OBJECTIVES:

To determine the impact of parental presence on the number and types of educational questions asked of and by medical trainees during PICU rounds.

METHODS:

An investigator joined bedside rounds in a 14-bed medical-surgical PICU on 20 weekdays between December 2016 and June 2017. For each patient, the investigator recorded the time devoted to education. Educational questions were recorded verbatim. Questions were categorized as “teaching” (senior team member to a trainee) or “learning” (trainee to a more senior team member) and by content (eg, physiology, imaging, prognosis). Two blinded investigators independently assigned codes to each educational question; discrepancies were resolved to the satisfaction of both.

RESULTS:

Data include 151 patient-specific rounding events, involving 92 patients. At least 1 parent attended the entirety of 59/151 rounding events (39%). There were no significant differences between the duration of education or the number of educational questions asked when parents were present (1 minute; 2 questions) versus absent (2 minutes; 2 questions).
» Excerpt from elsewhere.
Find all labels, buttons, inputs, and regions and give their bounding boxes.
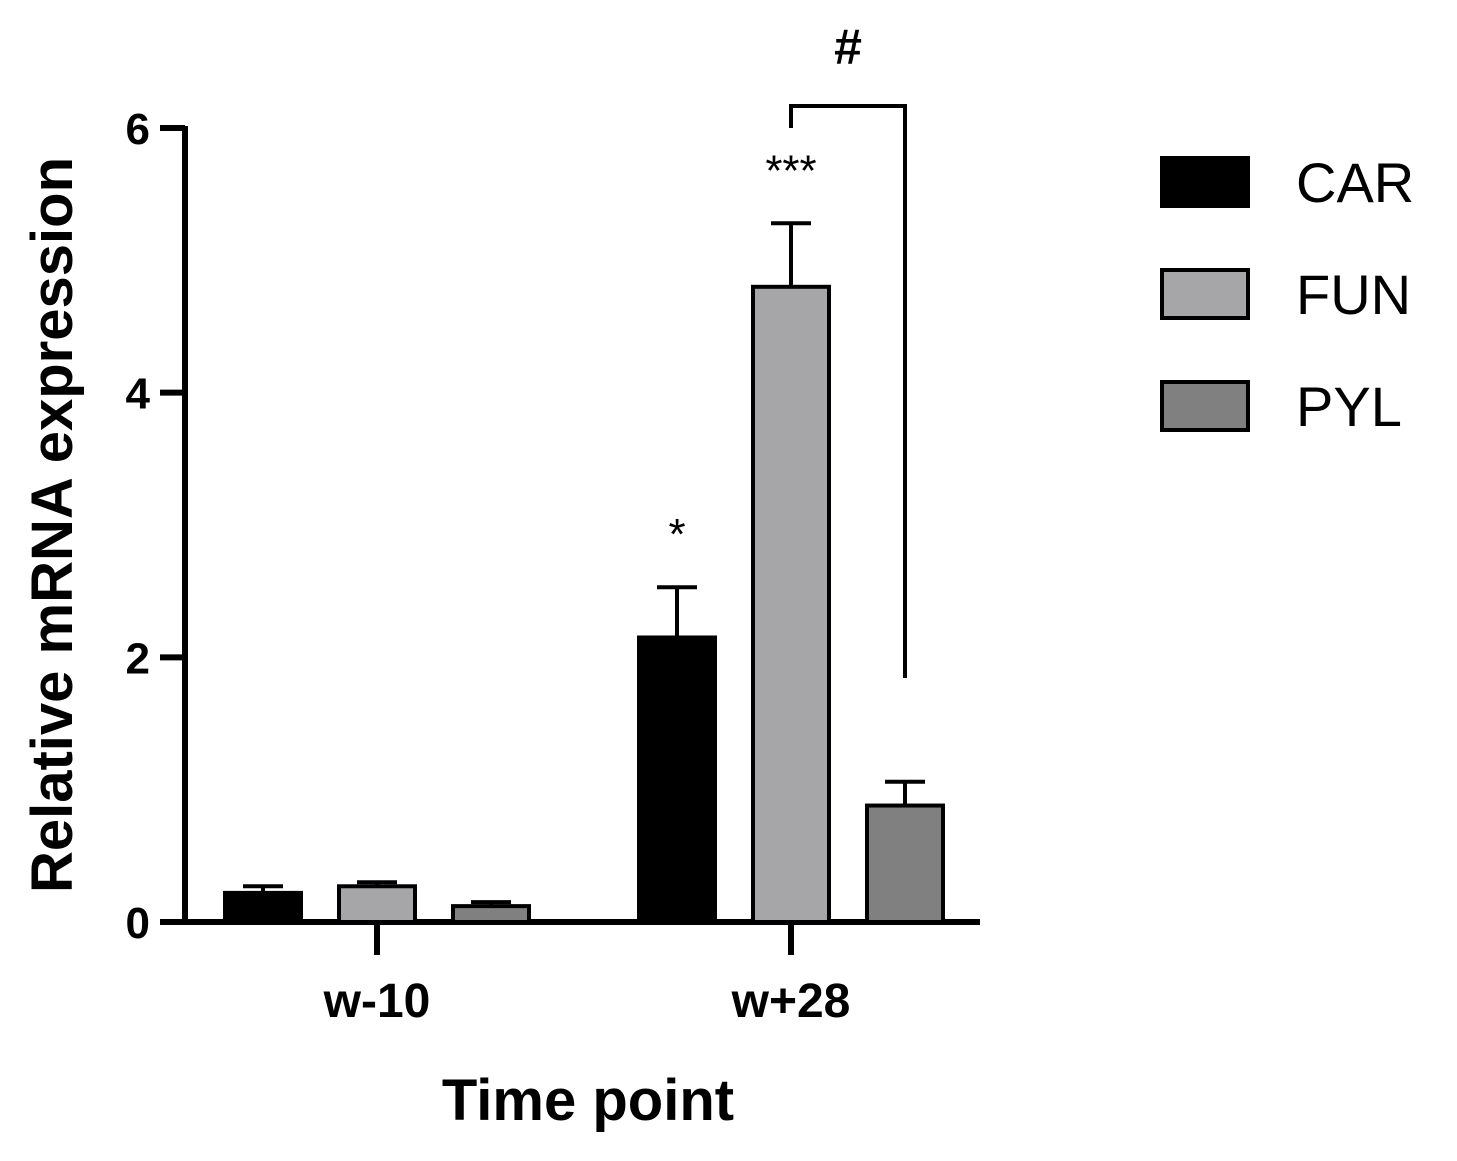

When parents were present, 20% questions were learning versus 25% when parents were absent. Zero percent of rounding events included ≥1 question about prognosis when parents were present versus 9% when absent (P = .02). There was no statistically significant difference in the frequency of questions related to complications of management or social factors.

CONCLUSIONS:

Parent participation in rounds did not impact the quantity of education during rounds but did impact the type of educational questions asked, specifically restricting the discussion of patient prognosis.